People usually grill during Memorial Day weekend. We decided to do something a little different and make ice cream by hand. I am not talking about using one of those wimpy, electric powered gizmos that you place in the freezer over night. Nope. I am talking about good, old-fashion ice cream makin’ using a 4 quart, hand churned White Mountain Ice Cream Maker.
This American-made beauty has a wooden bucket where you place the ice and rock salt. The rock salt helps the ice get below freezing and get extra cold. This chills a stainless steel canister in the middle. There is a beater inside the canister that churns the ice cream, helping it freeze evenly and preventing crystals from forming. You turn the beater using a crank on the side of the bucket. This things is heavy duty!
Instead of making boring plain old vanilla ice cream, I thought I would make one with a custard base. The only real difference is that you add eggs and cook it a little bit, turning it into a custard. French vanilla is a custard ice cream and plain old vanilla is not. Little did I know that Carolyn doesn’t like custard! More for me I guess!
The only problem is that this ice cream isn’t exactly “Lite”. Luckily, it seems to be keeping very well and is perfect for having a scoop every now and then.
While it is more fun to make this ice cream in a hand turned maker, it should work in other types of machines.

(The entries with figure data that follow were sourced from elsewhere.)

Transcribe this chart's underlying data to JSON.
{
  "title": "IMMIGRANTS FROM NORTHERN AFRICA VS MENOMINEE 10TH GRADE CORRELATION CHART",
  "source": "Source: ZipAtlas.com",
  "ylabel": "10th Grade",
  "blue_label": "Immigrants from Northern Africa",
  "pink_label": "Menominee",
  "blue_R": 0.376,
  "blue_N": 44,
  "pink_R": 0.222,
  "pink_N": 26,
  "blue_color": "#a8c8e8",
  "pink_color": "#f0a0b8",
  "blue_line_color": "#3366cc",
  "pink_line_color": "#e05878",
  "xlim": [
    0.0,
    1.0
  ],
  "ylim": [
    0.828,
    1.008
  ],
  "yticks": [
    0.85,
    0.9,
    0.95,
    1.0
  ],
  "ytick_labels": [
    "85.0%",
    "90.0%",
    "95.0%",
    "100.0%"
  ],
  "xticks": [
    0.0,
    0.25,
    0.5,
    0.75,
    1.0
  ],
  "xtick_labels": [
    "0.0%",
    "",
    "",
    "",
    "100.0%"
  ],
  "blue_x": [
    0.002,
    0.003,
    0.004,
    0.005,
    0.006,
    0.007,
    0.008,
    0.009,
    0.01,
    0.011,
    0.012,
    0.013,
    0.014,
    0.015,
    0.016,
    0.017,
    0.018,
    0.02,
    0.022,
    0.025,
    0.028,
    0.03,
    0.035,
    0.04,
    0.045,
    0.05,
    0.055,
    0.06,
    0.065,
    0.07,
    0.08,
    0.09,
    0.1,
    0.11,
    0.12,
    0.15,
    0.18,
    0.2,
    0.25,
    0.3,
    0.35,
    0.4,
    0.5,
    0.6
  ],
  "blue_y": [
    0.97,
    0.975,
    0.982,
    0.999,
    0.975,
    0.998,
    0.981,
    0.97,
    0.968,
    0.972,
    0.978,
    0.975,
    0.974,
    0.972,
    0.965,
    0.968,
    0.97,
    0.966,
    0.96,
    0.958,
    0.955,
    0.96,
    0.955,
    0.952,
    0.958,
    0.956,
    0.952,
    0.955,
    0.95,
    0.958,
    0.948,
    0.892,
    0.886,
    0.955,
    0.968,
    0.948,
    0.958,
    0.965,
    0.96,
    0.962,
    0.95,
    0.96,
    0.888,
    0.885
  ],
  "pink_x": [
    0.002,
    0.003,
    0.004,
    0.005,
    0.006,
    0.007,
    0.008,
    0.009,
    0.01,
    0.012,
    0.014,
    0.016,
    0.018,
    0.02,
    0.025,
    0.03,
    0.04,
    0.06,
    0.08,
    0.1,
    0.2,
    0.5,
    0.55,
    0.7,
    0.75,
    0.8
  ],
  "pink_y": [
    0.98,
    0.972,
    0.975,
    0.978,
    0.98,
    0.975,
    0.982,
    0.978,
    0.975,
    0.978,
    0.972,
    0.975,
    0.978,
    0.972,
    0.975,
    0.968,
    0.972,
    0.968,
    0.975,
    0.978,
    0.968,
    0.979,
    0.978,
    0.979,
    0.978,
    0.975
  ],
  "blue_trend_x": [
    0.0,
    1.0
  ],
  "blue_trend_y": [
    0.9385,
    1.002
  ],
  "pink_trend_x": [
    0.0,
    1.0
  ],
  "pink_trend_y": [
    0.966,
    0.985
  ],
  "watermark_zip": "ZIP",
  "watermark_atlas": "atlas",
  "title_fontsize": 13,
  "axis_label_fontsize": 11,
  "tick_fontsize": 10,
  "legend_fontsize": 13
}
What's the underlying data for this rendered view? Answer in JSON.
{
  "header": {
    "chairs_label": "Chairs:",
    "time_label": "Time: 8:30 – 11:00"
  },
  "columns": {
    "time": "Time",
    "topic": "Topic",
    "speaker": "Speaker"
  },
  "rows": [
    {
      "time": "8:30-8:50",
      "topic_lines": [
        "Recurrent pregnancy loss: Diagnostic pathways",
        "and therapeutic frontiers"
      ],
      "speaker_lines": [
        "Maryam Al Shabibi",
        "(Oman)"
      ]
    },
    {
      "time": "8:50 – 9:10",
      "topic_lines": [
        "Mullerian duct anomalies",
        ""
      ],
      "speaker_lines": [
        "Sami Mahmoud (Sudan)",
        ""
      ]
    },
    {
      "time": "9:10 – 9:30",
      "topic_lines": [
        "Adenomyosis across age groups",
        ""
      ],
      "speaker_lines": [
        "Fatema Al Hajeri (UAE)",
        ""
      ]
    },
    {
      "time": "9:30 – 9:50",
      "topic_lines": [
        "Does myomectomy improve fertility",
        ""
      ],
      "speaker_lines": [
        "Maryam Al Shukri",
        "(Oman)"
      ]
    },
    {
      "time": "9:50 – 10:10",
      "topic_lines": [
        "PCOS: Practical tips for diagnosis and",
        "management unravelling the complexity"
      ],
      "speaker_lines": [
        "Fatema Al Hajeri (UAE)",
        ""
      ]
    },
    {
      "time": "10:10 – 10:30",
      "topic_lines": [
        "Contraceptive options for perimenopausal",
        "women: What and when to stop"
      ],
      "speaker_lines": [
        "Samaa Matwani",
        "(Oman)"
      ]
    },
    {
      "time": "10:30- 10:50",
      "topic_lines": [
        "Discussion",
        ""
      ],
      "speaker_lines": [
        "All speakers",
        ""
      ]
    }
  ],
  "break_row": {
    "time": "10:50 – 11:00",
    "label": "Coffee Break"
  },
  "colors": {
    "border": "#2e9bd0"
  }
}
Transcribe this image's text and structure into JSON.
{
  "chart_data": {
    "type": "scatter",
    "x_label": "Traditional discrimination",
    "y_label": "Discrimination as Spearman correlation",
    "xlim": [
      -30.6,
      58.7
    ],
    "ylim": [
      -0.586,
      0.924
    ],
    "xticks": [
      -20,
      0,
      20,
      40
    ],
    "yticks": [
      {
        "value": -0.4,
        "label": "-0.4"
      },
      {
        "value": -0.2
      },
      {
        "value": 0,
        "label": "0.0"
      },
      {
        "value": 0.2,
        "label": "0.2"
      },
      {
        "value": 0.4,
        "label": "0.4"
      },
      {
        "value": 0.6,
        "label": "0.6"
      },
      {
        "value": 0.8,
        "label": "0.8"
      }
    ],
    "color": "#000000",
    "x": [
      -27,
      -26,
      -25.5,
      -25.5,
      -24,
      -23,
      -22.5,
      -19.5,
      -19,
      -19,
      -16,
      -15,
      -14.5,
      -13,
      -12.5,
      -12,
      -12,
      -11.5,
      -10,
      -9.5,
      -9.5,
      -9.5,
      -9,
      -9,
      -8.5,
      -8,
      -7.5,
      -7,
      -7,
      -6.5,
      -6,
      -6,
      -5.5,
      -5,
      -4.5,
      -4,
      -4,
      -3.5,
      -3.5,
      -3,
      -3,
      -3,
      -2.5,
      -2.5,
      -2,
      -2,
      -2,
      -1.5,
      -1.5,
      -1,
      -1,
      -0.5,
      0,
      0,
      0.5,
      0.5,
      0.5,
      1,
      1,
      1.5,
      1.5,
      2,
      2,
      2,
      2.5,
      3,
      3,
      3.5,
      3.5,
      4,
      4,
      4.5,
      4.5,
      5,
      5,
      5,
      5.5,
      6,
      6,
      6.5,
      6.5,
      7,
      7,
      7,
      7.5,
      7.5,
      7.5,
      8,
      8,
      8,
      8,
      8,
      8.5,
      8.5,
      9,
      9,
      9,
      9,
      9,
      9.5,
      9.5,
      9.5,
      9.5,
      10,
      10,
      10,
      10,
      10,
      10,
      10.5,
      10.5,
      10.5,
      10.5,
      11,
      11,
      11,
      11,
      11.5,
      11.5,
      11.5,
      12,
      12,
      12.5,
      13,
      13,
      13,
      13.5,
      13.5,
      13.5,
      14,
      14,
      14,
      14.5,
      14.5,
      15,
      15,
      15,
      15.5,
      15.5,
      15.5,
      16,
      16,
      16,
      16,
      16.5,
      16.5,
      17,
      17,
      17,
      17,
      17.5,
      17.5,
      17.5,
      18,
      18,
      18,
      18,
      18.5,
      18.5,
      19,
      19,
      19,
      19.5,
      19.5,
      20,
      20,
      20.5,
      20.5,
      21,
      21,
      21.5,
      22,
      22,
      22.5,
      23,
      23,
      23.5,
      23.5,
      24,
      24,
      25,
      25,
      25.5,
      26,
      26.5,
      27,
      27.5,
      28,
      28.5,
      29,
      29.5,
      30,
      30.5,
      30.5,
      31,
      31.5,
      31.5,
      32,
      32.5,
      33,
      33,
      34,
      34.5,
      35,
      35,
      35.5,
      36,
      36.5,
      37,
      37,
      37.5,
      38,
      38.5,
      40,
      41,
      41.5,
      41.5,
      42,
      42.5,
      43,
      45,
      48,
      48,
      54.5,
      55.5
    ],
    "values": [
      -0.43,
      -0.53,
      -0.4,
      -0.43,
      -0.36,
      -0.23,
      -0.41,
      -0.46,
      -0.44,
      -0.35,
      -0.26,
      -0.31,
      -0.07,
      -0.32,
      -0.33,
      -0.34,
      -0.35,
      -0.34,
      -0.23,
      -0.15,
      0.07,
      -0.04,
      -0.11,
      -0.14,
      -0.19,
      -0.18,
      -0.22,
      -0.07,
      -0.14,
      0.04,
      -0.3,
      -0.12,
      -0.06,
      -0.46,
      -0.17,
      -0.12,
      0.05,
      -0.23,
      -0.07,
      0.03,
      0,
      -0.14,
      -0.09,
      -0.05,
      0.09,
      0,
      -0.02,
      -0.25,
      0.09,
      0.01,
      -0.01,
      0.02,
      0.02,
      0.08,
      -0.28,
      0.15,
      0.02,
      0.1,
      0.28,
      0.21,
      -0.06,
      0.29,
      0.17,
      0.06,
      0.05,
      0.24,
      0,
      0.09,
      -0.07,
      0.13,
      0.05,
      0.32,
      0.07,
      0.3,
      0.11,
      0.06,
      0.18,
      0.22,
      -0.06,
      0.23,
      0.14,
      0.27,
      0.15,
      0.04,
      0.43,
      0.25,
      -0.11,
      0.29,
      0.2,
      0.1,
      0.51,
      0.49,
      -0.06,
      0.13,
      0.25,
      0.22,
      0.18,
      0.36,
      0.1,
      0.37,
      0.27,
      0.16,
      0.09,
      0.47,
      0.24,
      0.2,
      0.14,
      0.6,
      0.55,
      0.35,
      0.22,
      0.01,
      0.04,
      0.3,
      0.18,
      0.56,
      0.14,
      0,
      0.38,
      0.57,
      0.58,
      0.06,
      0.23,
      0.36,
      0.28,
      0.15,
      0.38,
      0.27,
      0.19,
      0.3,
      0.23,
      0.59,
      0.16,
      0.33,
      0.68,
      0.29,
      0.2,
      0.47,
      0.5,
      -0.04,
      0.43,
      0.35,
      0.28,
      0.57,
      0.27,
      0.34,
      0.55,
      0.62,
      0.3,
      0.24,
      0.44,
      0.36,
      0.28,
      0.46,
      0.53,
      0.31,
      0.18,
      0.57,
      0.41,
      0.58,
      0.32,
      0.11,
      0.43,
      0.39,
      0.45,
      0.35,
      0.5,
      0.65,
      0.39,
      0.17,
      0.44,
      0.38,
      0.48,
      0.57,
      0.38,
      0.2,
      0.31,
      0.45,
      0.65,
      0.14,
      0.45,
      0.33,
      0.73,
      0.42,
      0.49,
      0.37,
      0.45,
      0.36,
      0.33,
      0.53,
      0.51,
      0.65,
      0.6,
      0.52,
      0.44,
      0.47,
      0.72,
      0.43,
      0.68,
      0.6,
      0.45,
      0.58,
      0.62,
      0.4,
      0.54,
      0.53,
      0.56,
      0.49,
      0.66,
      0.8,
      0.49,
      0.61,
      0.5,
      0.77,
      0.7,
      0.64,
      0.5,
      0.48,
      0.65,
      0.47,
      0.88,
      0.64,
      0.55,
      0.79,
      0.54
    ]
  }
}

Let us know how it “churns” out!
We wanted to document the whole event, so we created a YouTube video:
Handmade Vanilla Ice Cream
From: Cook’s Illustrated
If necessary, two teaspoons of vanilla extract may be substituted for the vanilla bean. To maximize the extract’s potency, stir it into the chilled custard just before churning.
- 1 1/2 cups whole milk
- 1 1/2 cups heavy cream
- 3/4 cup granulated sugar
- 4 inch piece vanilla bean, slit lengthwise and seeds removed, pod reserved
- 4 large egg yolks
- Position a strainer over a medium bowl set in a larger bowl containing ice water. Heat the milk, cream, 1/2 cup of the sugar, and the vanilla seeds and pod in a medium saucepan over medium heat, stirring occasionally to break up the vanilla seeds, until steam appears and the milk is warm (about 175 degrees), about 5 minutes.
- Meanwhile, whisk the yolks and remaining 1/4 cup sugar in a medium bowl until combined and pale yellow. Whisk half the warm milk mixture into the beaten yolks, 1/2 cup at a time, until combined. Whisk the milk-yolk mixture into the warm milk in the saucepan; set the saucepan over medium heat and cook, stirring constantly with a wooden spoon, until steam appears, foam subsides, and the mixture is slightly thickened or an instant-read thermometer registers 180 to 185 degrees. (Do not boil the mixture, or the eggs will curdle.) Immediately strain the custard into the bowl set in the ice bath; cool the custard to room temperature, stirring it occasionally to help it cool. Cover and refrigerate until an instant-read thermometer registers 40 degrees or lower, at least 3 hours or up to 24 hours.
- Remove and discard the vanilla pod from the custard (or add the vanilla extract, if using) and stir well. Pour the custard into the ice cream machine canister and churn, following the manufacturer’s instructions, until the mixture resembles soft-serve ice cream. Transfer the ice cream to an airtight container, press plastic wrap flush against the surface, cover the container, and freeze the ice cream until firm, at least 2 hours.
Sandwich a scoop between two cookies for an extra treat!